If you wanted a collection of excellent N4 battle reports from the first month of its life, look no further than here!
We’ll be announcing the winner of the October Bromad Academy Mission 026 live of Late Night Wargames, 8:30 PM Pacific, November 3rd, 2020!
Mike (Psybilliah)
Nate (natetehagressar)
Eric
Sam
Clint (pseudonymmster)
I have played a few N4 games, in person and on TTS. The army changes are good, many factions that I avoided playing in N3 feel much more viable now. It’ll be interesting to see how the meta shifts (definitely seeing a rise in HI/TAGs in my games, which makes me feel the need for AP/K1 ammo when I’m building lists now).
I’m a fan of nearly all the rules changes: Crits are more intuitive (besides the oddity that is Continous Damage), many rules were aligned to act similarly (Combat Jump/Infiltration), de-nesting rules, and decluttering of “choices” (Martial Arts and Hacking). The biggest changes, rules-wise, are definitely the changes to Dodge, because there is so much Dodging that happens, and it changes your decisions more than you’d expect.

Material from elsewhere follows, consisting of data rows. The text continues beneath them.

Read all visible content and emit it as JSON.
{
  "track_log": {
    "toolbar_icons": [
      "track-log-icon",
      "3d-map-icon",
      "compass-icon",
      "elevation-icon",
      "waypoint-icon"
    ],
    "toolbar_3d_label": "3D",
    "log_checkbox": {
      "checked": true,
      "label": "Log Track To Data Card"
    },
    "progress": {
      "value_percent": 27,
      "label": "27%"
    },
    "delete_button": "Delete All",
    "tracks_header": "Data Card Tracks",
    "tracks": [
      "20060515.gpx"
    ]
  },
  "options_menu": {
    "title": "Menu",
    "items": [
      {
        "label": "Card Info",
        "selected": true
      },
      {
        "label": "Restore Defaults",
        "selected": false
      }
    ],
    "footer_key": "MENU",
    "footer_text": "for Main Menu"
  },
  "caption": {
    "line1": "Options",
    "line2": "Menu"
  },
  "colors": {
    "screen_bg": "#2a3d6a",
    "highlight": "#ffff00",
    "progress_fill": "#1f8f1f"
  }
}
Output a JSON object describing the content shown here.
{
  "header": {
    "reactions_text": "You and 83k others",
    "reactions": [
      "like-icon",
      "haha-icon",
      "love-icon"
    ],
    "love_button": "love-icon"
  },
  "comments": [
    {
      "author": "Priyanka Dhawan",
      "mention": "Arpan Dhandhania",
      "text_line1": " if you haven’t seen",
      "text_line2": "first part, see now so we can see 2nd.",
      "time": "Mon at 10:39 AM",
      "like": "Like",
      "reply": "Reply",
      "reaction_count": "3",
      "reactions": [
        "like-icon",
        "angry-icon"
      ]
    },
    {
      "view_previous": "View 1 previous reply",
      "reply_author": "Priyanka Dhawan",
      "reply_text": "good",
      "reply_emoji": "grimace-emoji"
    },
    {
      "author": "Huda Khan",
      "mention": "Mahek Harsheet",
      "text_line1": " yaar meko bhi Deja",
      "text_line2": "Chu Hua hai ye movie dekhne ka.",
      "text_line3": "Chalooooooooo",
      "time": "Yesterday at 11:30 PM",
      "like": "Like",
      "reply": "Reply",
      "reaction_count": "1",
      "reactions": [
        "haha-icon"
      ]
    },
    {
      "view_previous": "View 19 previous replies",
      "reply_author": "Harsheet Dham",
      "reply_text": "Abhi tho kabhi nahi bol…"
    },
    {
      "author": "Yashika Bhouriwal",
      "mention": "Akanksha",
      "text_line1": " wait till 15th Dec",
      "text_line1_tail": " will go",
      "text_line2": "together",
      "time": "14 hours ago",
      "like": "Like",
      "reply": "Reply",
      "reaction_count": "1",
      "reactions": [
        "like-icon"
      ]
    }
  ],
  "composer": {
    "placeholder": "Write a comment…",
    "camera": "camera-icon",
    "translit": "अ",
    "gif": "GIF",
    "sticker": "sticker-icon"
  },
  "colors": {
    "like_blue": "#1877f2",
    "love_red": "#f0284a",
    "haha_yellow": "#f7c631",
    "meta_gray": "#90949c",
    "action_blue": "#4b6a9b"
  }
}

Active turn dodge movement can be used in a variety of ways:
– Can skip across narrow firelanes without provoking an ARO.
– Can move into LoF to set up AROs or an entire order skill like Triangulated Fire or Berserk.
– Can engage while avoiding a direct template weapon
– Some units gain movement by doing this (Domaru comes to mind.)
Reactive turn dodging feels like the bigger change, and losing a lot of the restrictions around Change Facing and Engage.
– Can obtain LoF. (Mine around the corner trick is a little bit trickier now, as you’ve seen.)
– Can Engage *any* model within Dodge range, not only the one activated.
– Can leave an engagement.
N4 Dodge manages to add tactical depth, reduce the number of skills, and keeps the reactive player feeling like they’re making impactful choices. I love it. And I’m sure I’ve missed more ways of using Dodge that others have noticed, and more Dodge tricks will be invented in games to come.
I do have a few minor qualms (“Imm-A”/”Imm-B” should be called “Imm (Reset-3)” and “Imm (Dodge-6)”), and there are definitely gaps in the rules that need to be addressed, but all-in-all, N4 feels like a step in a good direction.